Part I of this paper was reviewed in the Journal of Glaciology, Vol. 1, No. 2, p. 79. Part 2 was to have dealt with the upper air data, but Dr. Matthes died before he could write it. Actually it is doubtful whether sufficient material yet exists for such a study to be fruitful. But he left a number of further notes on surface weather in Greenland, and the junior author has collected and arranged these and added some later material. This forms a valuable summary of the weather prevailing over an inland ice cap, and it leaves no doubt that the persistent anticyclonic conditions, and the maintenance of the ice sheet entirely by low-level condensation, which constitute Hobbs’s theory, are a great exaggeration if not an illusion. Quiet weather prevails for less than half the time, and the main element in maintaining the ice sheet is clearly seen to be the snow brought by barometric depressions.

This must not be taken as implying that the great cold mass of Greenland does not influence the general weather situation—far from it. The normal sequence of events seems to be that depressions approaching Greenland, generally from the south-west, are diverted, and their centres travel northwards along either the west or the east coast. But a vigorous depression has a diameter of well over a thousand miles, and its wind system extends far across the inland ice, giving south-westerly winds on the west or easterly winds on the east. The easterly depressions are the more vigorous and hence the greatest accumulation of snow lies well to the east. These winds are frequently strong enough to sweep away the surface layer of cold air and bring a complete reversal of wind direction and a great rise of temperature, especially in winter. Weaker storms are not able to sweep away the surface air, and in these the cyclonic circulation overrides the cold air and snow or freezing rain falls through it.

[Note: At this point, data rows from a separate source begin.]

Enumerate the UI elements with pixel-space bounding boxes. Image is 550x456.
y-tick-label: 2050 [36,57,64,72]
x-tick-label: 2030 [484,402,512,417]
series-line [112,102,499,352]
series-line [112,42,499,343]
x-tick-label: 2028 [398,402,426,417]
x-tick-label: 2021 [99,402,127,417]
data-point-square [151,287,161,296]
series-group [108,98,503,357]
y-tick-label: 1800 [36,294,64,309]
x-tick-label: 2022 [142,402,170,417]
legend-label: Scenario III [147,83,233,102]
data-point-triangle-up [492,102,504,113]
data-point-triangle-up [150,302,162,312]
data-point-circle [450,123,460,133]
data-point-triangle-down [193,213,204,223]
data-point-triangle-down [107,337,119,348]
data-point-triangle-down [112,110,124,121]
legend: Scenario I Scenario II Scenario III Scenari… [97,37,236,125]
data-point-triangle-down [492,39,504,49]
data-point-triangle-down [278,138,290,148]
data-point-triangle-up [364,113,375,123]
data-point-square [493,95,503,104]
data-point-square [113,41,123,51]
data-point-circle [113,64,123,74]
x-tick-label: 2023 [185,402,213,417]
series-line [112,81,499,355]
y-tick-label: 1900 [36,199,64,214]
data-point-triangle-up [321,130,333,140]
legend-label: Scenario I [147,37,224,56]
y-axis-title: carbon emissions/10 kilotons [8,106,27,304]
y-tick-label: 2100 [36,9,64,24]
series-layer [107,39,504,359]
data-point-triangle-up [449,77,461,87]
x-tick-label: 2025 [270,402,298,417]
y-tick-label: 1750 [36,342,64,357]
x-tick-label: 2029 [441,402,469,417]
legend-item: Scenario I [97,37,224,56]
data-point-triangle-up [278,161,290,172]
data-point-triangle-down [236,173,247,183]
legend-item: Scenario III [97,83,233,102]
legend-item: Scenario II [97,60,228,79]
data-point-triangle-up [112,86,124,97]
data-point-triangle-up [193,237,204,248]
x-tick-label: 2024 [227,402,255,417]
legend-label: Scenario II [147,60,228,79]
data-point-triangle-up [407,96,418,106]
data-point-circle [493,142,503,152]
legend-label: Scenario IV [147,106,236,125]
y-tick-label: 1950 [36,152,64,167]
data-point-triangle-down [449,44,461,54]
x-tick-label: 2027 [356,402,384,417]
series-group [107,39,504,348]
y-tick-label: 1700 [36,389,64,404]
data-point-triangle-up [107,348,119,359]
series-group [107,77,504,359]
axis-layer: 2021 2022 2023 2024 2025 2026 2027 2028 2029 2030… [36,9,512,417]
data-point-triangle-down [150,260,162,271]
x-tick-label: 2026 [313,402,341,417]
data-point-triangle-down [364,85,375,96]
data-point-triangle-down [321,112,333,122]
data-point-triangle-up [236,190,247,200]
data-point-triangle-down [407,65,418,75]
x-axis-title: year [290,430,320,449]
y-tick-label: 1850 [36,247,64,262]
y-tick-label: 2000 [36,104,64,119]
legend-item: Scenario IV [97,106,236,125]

This condition, occasionally though rarely met with in England, where it brings the “glazed frost,” is probably quite common in Greenland. It is fair to say that the centres of most storms avoid the inland ice, but very occasionally an exceptionally intense depression is deep enough to ignore the ten thousand foot plateau and pass directly across Greenland from west to east—instances of this are quoted. The controversy exists because observations are so sparse and the width of the country is near the critical limit between non-interference with the tracks of depressions and complete blocking.

One other interesting point emerges. Greenland is not a simple dome, but has at least three centres of elevation, each of which has its own system of outflowing surface winds. This topography is not possible by Hobbs’s theory, according to which it would be rapidly smoothed out, but it is to be expected if the main source of supply is cyclonic snowfall, for then each separate dome would tend to be maintained by the increased local snowfall to which it gave rise.